Pour les rôles secondaires nous retrouvons des artistes de grande valeur qui contribuent par leur habitude de la scène à donner à la soirée de très beaux moments de théâtre et de musique; saluons les très belles performances de Philippe Duminy et de Jean Marie Delpas, Dancaïre et Zuniga de luxe, mais aussi de Florian Sempey, Moralès très prometteur, de Sarah Vaysset (Frasquita), Aline Martin (Mercedès) et de Paul Rosner qui mériterait mieux qu’un rôle aussi court que le Remendado. Le choeur des soirées lyriques bien préparé par son chef Stefano Visconti fait honneur à cette Carmen dont la distribution est globalement excellente malgré quelques imperfections.

Un orchestre honnête sans plus
Didier Lucchesi dirige l’orchestre des soirées lyriques avec intelligence mais à certains moments il donne l’impression de venir au pupitre sans réelle motivation: du coup la musique de Carmen ne sonne pas comme elle aurait dû le faire. La musique de Bizet exige plus de dynamisme surtout après le passage des danseurs de flamenco qui se produisaient a capella.
Cette nouvelle production de Carmen est certes agréable à écouter avec sur scène une distribution rassemblant jeunes chanteurs prometteurs et artistes confirmés. Si la mise en scène aurait mérité d’être plus fouillée, moins pesante au premier acte et moins figée au dernier acte, le spectacle global a le mérite de souligner le tempérament encore perfectible d’authentiques acteurs chanteurs.

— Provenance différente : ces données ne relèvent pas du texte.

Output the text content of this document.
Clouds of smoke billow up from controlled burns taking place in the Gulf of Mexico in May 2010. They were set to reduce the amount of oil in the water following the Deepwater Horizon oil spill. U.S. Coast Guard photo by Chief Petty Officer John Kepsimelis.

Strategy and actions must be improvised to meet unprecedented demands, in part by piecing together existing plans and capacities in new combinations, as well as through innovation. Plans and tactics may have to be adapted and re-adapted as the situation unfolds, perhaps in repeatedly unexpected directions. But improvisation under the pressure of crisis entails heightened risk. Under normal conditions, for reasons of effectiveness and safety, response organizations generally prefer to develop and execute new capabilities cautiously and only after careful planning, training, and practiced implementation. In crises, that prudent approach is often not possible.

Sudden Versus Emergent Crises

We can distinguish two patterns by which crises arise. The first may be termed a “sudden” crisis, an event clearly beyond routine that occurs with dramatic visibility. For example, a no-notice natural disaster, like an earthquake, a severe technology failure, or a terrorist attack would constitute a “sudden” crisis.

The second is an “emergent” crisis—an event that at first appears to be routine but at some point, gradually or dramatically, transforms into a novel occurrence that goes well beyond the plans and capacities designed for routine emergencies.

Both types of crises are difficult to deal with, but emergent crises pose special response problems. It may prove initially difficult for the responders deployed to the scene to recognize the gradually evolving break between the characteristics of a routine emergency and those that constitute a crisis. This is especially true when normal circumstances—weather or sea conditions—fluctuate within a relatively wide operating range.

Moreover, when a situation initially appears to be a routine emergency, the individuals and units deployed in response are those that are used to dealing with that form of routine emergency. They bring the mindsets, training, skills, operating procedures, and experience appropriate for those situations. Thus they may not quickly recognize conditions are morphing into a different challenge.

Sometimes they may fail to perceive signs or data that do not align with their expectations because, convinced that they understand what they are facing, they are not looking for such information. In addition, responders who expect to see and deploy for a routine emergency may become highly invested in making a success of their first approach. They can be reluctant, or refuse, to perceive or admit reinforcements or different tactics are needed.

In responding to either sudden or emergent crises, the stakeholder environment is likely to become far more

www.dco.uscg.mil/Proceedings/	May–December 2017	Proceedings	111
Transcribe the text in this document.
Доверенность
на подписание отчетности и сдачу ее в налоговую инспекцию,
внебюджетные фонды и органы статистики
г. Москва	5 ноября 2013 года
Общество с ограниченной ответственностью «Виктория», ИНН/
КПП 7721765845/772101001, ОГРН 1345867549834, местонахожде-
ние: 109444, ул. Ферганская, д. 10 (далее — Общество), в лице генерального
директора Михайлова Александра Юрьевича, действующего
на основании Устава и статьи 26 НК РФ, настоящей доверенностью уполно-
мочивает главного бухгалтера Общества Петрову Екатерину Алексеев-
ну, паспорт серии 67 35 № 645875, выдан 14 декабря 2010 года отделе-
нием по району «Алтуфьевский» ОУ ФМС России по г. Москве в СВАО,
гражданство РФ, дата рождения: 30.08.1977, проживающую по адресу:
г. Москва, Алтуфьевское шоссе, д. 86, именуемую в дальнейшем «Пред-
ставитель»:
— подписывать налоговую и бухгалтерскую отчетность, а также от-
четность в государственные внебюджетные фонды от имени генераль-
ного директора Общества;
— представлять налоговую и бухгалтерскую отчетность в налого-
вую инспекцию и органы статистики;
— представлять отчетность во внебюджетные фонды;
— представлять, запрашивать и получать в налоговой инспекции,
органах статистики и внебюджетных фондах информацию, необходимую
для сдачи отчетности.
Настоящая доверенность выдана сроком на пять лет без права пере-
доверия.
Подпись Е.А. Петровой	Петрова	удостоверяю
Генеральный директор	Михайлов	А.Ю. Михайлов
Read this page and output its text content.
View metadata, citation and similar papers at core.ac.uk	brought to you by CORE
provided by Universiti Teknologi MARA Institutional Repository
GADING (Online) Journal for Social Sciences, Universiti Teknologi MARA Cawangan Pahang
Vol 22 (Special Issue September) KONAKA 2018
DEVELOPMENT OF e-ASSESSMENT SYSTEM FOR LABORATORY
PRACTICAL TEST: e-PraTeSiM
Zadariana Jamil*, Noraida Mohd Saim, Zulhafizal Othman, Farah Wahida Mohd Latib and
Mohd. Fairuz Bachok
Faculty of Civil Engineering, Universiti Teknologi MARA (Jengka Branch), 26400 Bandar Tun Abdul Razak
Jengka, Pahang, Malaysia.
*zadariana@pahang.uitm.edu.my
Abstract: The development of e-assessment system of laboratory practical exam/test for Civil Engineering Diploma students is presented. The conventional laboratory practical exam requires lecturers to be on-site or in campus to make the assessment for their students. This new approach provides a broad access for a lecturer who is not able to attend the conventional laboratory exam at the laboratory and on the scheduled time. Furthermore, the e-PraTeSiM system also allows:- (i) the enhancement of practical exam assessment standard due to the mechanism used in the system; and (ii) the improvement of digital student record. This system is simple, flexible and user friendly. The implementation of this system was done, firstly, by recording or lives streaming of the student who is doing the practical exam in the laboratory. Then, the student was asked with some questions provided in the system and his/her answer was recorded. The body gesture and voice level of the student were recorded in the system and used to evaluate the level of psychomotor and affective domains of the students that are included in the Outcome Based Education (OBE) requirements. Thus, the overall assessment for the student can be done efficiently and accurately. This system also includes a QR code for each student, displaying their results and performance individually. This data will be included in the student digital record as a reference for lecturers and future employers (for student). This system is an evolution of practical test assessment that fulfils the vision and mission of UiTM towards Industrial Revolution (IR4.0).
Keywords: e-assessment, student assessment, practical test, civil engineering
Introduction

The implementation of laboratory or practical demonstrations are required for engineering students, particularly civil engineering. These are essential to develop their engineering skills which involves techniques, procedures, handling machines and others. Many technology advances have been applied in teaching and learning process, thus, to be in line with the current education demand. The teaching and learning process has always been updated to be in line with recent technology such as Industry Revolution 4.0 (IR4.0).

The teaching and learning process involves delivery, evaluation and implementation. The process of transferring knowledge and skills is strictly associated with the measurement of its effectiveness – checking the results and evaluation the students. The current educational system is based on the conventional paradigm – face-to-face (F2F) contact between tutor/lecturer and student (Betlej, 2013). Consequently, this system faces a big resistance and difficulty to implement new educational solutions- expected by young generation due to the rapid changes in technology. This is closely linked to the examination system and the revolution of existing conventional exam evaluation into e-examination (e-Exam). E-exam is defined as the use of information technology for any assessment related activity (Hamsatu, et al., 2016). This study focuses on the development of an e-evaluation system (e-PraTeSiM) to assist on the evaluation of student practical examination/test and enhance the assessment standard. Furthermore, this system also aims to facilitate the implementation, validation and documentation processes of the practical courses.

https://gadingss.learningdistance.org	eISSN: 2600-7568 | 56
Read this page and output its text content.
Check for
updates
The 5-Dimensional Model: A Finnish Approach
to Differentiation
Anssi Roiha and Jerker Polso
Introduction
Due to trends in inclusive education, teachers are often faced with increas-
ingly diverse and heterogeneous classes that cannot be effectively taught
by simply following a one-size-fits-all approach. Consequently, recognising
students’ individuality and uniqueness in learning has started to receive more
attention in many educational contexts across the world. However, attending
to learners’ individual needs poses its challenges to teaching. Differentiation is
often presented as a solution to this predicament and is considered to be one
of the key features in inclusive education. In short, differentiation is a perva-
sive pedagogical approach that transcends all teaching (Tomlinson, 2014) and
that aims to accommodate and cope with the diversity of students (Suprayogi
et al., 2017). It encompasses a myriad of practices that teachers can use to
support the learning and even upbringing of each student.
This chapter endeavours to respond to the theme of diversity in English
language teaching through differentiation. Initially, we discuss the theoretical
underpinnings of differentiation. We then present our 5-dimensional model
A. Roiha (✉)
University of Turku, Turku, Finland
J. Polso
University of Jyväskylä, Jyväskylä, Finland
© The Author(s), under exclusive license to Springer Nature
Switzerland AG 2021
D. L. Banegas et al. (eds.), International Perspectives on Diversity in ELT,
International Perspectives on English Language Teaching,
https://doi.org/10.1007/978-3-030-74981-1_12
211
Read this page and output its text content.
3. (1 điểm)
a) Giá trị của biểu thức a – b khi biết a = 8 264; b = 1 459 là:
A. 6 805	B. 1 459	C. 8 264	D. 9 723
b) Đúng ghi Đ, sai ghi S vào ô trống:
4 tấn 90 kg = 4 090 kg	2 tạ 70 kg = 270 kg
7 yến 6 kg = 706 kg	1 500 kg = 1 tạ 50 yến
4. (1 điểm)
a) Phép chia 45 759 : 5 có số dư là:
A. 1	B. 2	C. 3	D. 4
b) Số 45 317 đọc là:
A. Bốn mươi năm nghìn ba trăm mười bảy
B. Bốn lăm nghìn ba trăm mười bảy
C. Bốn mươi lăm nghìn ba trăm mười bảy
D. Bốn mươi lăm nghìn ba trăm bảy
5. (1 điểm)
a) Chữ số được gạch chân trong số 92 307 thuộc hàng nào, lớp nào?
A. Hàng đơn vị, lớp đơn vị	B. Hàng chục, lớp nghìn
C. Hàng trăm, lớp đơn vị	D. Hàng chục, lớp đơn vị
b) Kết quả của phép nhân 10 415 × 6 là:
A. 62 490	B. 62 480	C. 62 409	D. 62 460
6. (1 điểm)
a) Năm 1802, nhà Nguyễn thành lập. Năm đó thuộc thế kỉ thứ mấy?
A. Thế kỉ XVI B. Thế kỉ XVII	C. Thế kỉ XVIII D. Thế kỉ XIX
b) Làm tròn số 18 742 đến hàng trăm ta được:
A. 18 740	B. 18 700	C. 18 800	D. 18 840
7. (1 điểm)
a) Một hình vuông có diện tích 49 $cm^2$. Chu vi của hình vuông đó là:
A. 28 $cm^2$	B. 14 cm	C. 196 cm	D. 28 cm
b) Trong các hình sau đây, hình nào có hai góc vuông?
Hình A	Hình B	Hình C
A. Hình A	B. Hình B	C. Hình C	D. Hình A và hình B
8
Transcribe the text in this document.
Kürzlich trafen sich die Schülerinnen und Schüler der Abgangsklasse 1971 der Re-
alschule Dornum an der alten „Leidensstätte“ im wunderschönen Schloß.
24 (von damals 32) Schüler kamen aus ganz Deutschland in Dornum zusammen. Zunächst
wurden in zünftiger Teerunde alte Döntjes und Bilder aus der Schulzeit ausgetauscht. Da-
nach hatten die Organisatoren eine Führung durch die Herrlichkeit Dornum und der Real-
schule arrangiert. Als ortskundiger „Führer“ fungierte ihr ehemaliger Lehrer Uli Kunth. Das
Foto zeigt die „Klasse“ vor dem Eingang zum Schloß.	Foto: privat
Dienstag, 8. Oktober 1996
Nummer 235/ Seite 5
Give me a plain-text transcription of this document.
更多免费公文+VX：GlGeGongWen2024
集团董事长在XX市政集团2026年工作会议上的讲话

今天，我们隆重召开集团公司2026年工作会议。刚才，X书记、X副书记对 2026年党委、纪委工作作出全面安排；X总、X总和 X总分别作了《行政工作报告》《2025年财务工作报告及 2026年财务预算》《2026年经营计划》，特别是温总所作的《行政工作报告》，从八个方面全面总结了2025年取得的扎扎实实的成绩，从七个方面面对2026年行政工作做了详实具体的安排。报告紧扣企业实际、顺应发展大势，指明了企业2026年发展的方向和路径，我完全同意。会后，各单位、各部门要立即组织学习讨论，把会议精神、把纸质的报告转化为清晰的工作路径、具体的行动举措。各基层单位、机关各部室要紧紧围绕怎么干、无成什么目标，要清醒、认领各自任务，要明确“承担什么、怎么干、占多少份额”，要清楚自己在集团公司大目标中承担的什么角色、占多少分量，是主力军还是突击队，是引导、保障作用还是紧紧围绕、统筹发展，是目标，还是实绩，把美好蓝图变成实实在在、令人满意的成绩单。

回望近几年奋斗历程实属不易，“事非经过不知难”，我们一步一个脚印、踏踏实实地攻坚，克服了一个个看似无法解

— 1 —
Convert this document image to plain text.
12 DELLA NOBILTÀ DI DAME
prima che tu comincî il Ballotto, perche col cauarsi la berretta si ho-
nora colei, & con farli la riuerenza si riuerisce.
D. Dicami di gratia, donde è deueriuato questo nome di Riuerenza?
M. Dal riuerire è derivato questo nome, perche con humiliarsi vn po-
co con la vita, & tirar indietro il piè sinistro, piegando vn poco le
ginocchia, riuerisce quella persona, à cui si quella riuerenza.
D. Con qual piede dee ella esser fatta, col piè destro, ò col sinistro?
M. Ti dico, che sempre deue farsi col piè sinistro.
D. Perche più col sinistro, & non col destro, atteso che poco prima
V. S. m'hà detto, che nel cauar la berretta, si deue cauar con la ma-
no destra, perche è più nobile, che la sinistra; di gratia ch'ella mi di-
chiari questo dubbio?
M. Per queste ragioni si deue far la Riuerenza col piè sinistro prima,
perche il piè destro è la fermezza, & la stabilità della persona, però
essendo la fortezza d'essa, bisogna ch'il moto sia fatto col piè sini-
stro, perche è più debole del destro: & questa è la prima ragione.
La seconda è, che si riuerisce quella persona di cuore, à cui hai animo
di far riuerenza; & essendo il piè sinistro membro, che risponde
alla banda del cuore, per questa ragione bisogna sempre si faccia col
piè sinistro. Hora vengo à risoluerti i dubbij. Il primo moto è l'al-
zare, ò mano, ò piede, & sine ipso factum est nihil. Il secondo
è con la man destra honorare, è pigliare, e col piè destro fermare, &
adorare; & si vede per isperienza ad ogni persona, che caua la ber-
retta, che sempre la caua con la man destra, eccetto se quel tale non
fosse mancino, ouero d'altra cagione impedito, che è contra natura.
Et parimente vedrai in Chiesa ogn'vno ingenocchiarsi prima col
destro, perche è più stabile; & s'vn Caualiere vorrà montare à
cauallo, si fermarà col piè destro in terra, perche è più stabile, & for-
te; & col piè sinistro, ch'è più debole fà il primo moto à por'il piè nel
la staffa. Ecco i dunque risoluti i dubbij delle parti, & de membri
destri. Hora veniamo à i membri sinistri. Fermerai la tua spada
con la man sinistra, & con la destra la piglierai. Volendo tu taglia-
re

Sanxay. Théâtre antique, le 12 Août 2011. Carmen opéra en quatre actes de Georges Bizet (1838 1875) sur un livret de Ludovic Halévyet Henri Meilhac. Avec GéGeorges Bizet (1838 1875), Géraldine Chauvet (Carmen), Thiago Arancam (Don José), Asmik Grigorian (Mickaela), Alexander Vinokourov (Escamillo), Jean Marie Delpas (Zuniga), Philippe Duminy (Dancaïre), Paul Rosner (le Remendado), Florian Sempey (Moralès), Sarah Vaysset (Frasquita), Aline Martin (Mercédès). Choeur et orchestre des Soirées Lyriques de Sanxay; Didier Lucchesi, direction. Jack Gervais, mise en scène et éclairages; Jean Marc Druais, décors.